Window of opportunity for conservatively-leveraged UK investors says leading property funding expert (UK)

Liquidity will return to the marketplace in the UK faster than other European markets and now is the time to buy ahead of significant yield compression according to David Birchenall, Chief Executive of Bircroft Property Finance.

According to Birchenall: "Institutions have been aggressively buying long dated quality leases. But we are beginning to see the next level of activity emerge following some funds reining back on cash inflows because of a perceived shortage of stock. This has created an opportunity for conservatively leveraged buyers".

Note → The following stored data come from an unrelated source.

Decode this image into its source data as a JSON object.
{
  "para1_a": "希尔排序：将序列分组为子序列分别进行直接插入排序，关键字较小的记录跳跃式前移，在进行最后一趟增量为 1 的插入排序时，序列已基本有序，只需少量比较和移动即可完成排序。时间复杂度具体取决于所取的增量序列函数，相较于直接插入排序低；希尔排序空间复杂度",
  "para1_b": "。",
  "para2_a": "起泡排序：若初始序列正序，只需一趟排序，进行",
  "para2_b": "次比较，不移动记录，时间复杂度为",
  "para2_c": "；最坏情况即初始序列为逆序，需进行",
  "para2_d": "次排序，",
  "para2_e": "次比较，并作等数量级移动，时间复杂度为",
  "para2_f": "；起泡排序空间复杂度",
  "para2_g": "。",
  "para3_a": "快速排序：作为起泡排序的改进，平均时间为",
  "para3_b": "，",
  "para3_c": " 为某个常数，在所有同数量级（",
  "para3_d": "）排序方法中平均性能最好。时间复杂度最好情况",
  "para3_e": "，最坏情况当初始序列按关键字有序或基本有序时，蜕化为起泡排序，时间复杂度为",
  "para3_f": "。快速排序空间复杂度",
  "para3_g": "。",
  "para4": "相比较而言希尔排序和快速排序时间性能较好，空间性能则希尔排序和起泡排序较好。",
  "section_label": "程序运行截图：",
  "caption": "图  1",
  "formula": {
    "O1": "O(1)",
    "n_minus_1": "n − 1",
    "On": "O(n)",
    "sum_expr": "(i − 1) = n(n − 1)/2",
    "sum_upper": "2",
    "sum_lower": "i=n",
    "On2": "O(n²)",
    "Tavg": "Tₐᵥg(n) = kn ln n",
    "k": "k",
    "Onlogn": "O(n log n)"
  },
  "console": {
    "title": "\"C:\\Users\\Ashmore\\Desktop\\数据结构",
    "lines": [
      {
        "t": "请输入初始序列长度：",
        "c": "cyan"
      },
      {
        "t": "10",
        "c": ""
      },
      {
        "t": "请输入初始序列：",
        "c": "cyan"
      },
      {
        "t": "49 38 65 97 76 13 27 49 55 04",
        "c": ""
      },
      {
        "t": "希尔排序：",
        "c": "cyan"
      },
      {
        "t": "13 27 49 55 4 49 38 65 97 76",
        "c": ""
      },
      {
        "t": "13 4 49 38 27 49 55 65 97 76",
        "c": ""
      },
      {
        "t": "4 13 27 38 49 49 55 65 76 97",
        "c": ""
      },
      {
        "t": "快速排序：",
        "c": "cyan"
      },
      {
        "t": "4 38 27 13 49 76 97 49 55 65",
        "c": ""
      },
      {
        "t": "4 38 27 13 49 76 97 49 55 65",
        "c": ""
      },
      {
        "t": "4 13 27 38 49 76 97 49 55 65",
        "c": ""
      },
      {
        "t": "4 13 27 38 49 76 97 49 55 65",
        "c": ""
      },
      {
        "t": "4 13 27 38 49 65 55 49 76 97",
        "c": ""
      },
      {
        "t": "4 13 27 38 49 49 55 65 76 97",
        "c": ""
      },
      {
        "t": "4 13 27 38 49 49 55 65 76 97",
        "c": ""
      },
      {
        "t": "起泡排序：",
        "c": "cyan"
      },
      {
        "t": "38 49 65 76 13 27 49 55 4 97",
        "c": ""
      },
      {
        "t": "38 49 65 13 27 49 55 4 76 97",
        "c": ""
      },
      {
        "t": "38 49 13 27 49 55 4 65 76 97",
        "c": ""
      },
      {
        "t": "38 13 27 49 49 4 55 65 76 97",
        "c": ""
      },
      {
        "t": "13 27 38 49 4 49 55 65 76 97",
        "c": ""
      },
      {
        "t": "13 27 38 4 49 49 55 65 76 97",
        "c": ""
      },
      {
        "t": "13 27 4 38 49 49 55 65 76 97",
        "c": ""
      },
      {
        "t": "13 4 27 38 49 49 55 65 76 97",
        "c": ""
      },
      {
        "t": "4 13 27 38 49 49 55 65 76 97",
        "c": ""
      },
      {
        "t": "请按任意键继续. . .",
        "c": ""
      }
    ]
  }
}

His comments follow the news that Hermes Real Estate and Threadneedle Property Investment are staggering new investment in their open-ended institutional property funds to ensure that managers are not under pressure to deploy cash. The move to limit inflows to property funds marks a sharp reverse to the prevailing trend of the past two years.

Threadneedle has moved to stagger new allocations to the Threadneedle Property Unit Trust, which grew from £310 million at the start of the year to more than £400 million at the end of the September. The fund has now reached its maximum liquidity limit of 20%, and so new inflows of cash will not be taken until the fund has made acquisitions. While Hermes has 4% liquidity in its £486 million Hermes Property Unit Trust, well below the 10% maximum, it too has moved to stagger new inflows.

Mike Riordan, Head of City investment at Gerald Eve, explained: "This move underlines the limited supply of good quality investments currently available and the difficulty in deploying funds. Even if this move is followed by additional funds, there still remains a considerable weight of equity seeking a home in the commercial property sector."

Birchenall believes the imbalance of demand over supply will self-correct. "We believe the wave of money that sees fundamental value in UK property, and the resulting hardening of yields will tempt new sellers into the market particularly the banks.

"However stock selection is still key. The principal risks reside in rent stability and tenant default, but we are reassuring our clients that we can source a number of lenders in the market who will back portfolios with diversified income streams."